The total funding deficit of the UK's defined benefit pension schemes almost doubled over 2016, new figures from JLT Employee Benefits show.

At the end of 2016, the country's DB schemes were underfunded by £434bn. That compared with £233bn at the end of 2015.

The schemes of FTSE-listed companies fared worse than average, with FTSE 100 and 350 scheme deficits more than doubling in size over the year.

The deficits of FTSE 100 company schemes rose from £70bn at the end of 2015 to £169bn at the end of 2016.

FTSE 350 companies, meanwhile, saw their DB pension deficits rise from £81bn to £191bn over the period.

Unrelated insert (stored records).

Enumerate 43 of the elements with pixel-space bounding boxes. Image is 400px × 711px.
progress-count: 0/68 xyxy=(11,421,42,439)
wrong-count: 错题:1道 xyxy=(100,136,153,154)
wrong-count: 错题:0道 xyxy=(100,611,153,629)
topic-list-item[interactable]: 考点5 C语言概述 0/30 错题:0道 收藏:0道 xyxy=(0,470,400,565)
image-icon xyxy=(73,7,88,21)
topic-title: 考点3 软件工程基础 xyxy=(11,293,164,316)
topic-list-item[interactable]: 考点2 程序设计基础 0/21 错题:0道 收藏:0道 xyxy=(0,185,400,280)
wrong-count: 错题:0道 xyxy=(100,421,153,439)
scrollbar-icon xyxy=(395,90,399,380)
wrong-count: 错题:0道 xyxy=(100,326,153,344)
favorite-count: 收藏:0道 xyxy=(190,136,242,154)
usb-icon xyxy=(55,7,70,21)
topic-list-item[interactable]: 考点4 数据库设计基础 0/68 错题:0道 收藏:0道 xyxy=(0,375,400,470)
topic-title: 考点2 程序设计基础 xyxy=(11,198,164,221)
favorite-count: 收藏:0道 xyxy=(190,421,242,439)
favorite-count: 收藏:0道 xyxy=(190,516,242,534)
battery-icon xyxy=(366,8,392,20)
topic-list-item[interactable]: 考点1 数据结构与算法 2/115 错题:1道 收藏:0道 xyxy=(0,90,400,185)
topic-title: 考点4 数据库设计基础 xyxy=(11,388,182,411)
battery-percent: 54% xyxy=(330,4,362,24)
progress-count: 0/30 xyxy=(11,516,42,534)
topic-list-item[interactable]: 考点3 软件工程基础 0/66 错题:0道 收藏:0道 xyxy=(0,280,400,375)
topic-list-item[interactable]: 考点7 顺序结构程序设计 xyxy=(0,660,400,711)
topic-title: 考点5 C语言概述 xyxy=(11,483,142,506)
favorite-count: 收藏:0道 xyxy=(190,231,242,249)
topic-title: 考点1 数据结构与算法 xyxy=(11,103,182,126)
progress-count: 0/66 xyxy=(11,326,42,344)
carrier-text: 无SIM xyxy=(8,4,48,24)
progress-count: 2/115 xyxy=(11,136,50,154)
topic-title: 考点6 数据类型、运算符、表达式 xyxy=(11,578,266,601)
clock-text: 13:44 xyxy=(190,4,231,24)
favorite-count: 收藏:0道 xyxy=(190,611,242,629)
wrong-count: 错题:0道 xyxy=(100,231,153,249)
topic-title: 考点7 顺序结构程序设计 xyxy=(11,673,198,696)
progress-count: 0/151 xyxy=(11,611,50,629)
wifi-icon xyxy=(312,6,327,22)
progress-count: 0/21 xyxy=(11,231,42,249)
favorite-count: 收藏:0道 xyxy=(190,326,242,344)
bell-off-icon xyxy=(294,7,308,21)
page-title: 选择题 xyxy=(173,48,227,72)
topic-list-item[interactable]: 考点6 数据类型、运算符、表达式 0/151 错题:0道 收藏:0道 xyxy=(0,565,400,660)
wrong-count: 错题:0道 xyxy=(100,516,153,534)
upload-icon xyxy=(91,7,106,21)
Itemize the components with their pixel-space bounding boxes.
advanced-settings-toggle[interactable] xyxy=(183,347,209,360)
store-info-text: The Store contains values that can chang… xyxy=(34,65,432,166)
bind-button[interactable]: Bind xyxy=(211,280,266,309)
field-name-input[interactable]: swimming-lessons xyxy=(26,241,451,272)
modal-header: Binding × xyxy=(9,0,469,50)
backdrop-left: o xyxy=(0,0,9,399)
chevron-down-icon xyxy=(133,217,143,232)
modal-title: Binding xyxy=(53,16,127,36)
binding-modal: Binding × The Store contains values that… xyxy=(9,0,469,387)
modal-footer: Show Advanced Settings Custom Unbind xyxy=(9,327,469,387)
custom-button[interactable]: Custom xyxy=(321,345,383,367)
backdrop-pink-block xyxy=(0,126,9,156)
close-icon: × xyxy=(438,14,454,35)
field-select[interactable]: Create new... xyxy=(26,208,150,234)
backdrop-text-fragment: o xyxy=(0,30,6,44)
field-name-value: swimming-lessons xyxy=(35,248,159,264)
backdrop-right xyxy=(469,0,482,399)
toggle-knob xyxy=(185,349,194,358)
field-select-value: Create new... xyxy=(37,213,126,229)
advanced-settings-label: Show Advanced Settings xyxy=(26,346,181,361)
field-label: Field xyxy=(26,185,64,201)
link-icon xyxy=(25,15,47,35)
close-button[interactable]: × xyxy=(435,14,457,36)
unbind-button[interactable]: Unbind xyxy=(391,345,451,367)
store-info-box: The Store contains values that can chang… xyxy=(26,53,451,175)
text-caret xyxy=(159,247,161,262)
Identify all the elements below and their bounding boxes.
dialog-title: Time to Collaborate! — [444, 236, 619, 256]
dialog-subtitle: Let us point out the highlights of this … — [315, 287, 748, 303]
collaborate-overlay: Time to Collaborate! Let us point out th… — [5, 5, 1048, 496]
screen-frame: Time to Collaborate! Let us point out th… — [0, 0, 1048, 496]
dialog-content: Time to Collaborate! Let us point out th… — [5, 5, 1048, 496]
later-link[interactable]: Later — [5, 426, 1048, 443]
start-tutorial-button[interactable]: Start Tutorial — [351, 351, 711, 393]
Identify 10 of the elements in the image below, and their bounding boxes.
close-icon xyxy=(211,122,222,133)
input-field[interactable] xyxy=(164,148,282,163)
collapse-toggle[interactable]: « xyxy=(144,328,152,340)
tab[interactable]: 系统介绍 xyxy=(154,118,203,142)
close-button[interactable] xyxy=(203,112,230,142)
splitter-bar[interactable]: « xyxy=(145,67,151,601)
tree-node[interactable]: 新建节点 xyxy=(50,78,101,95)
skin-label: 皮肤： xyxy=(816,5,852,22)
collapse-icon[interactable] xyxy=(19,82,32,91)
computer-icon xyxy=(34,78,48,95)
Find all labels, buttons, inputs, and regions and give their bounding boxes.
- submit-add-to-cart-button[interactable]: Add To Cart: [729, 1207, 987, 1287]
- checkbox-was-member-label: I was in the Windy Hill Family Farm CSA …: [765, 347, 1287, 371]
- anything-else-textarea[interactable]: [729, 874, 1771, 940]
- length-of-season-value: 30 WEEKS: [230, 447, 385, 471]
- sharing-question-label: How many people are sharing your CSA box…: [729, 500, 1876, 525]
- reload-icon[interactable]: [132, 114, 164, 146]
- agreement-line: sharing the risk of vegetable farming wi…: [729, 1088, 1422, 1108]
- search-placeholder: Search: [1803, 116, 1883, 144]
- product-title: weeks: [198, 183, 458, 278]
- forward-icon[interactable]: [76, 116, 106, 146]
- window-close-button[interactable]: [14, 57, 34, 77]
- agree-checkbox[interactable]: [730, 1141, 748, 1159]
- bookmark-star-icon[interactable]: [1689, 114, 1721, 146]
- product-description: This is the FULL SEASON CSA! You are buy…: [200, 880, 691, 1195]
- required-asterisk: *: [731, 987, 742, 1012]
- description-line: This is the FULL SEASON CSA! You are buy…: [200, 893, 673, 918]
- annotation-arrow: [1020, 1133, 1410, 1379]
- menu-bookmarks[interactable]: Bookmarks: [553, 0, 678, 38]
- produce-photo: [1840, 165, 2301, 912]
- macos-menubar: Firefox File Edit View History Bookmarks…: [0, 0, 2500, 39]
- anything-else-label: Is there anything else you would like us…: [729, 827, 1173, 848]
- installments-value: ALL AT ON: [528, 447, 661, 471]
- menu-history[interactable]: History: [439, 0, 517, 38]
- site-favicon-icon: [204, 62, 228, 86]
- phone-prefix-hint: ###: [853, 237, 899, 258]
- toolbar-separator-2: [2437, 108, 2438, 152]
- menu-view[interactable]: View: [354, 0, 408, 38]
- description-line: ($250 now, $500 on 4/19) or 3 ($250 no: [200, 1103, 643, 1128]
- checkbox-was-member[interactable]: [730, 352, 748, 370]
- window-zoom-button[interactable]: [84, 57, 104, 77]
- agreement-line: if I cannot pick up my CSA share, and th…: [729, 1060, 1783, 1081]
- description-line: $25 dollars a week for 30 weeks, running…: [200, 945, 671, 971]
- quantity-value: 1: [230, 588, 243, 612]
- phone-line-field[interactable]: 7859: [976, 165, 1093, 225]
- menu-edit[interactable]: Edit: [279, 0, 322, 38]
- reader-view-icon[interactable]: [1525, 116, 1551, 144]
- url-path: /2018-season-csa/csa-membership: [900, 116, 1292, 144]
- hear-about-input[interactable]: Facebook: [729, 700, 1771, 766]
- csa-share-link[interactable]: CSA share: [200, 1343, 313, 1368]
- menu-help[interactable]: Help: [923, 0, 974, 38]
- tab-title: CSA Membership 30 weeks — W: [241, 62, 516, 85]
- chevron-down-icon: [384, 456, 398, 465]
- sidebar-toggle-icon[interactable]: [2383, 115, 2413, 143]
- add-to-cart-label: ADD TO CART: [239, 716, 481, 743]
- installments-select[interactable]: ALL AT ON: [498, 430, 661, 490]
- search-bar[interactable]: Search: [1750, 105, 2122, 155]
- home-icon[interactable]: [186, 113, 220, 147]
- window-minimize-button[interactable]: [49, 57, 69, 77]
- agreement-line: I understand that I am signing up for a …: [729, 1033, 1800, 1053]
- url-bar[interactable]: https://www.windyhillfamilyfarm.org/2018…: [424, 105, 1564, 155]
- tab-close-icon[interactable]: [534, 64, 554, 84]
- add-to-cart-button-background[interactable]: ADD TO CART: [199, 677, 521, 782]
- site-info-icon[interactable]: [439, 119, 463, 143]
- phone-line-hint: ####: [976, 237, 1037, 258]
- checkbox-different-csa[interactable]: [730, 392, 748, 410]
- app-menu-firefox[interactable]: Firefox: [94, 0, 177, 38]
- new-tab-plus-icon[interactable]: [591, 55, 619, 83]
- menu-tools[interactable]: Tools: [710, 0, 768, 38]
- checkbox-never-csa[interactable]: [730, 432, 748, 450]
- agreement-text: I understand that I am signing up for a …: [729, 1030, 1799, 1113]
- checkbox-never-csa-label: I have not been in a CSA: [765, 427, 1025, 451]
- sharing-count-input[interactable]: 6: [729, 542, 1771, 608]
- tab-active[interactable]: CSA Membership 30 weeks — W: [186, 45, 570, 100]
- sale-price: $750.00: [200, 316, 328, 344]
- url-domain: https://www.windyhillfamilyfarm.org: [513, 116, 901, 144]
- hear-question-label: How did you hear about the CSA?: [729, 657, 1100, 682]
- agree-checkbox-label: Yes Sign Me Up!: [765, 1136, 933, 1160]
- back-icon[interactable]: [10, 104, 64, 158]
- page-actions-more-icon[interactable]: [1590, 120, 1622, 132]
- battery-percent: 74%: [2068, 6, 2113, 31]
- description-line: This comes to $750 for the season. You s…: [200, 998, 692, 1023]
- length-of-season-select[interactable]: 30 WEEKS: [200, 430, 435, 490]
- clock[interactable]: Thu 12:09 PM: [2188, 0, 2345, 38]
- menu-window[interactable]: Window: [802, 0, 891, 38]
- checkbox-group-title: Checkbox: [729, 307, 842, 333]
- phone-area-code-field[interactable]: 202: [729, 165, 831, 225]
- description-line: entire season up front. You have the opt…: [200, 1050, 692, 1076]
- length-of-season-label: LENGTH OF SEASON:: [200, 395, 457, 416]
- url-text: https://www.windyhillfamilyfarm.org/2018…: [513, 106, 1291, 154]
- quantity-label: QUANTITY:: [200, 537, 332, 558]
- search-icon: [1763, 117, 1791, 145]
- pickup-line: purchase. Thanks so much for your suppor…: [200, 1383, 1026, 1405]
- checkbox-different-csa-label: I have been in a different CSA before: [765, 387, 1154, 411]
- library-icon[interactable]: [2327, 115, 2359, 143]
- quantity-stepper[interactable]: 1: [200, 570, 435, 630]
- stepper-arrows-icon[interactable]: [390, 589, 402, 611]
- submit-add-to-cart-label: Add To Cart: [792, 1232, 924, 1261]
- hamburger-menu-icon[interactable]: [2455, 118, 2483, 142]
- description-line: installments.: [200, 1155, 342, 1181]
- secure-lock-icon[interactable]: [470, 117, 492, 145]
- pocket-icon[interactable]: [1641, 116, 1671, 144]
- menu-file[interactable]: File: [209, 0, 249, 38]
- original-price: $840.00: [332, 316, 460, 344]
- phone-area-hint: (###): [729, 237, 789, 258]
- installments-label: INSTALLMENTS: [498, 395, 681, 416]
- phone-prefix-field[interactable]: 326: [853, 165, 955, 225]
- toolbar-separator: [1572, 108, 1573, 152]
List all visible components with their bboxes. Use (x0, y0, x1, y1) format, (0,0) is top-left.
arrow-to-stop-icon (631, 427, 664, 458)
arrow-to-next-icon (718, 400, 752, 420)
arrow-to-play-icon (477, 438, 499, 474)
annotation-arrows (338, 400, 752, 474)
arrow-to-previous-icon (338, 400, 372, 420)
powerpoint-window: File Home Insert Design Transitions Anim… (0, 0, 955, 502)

Overall, the UK's DB schemes are now 77 per cent funded, compared with 84 per cent this time last year.

Both FTSE 100 and FTSE 350 company schemes were 78 per cent funded, a 10 percentage point drop year on year. 

In calculating the deficits, JLT uses the standard accounting measure (IAS19) used in company reports and accounts.

There will be instances where the pension scheme will represent a serious threat to the company’s balance sheet and, in some cases, the company’s ability to pay dividends. Charles Cowling

This method of calculation generally yields lower results than other methods. Deficits calculated by a scheme's trustees, for example, tend to be higher than those calculated by the sponsoring employer.

Deficits calculated according to the cost of a bulk annuity buyout - that is, the cost of passing on all liabilities to a life insurer - are the highest of all, with some figures putting the total deficit above £1trn.

However, in November The Pensions Regulator executive director Andrew Warwick-Thompson downplayed such estimates, saying a more realistic deficit estimate was £350bn to £400bn.

Charles Cowling, a director at JLT Employee Benefits, pointed out that, while 2016 was a "turbulent year" for DB schemes, the end-of-year deficit was still lower than its August peak of £500bn.

But he added that year-end deficits were a record high and that there "appears to be no relief in sight for companies with large pension schemes"

“Now we have reached the all-important year-end for many companies, we are going to see many companies’ accounts showing a marked deterioration in their year-end pension numbers," he said. 

"There will be instances where the pension scheme will represent a serious threat to the company’s balance sheet and, in some cases, the company’s ability to pay dividends."

Commenting on the JLT figures, Intelligent Pensions' head of pathways Andrew Pennie the cost of matching DB liabilities looks to be "going down a one way street – in the wrong direction". 

“The sad fact is we are highly likely to see a lot of scheme closures in the coming months and years, unless the cost of funding defined benefit pensions can be made more affordable.

"One wonders whether the public sector defined benefit pension scheme will also come under similar pressures.”

The figures came two weeks after the Work and Pensions Select Committee released a report recommending a major overhaul to the DB sector, in an effort to prevent the underfunding problem from becoming a crisis.

Its recommendations included allowing struggling schemes to reduce the benefits they pay members, and increasing TPR's powers to fine employers that fail to meet their obligations.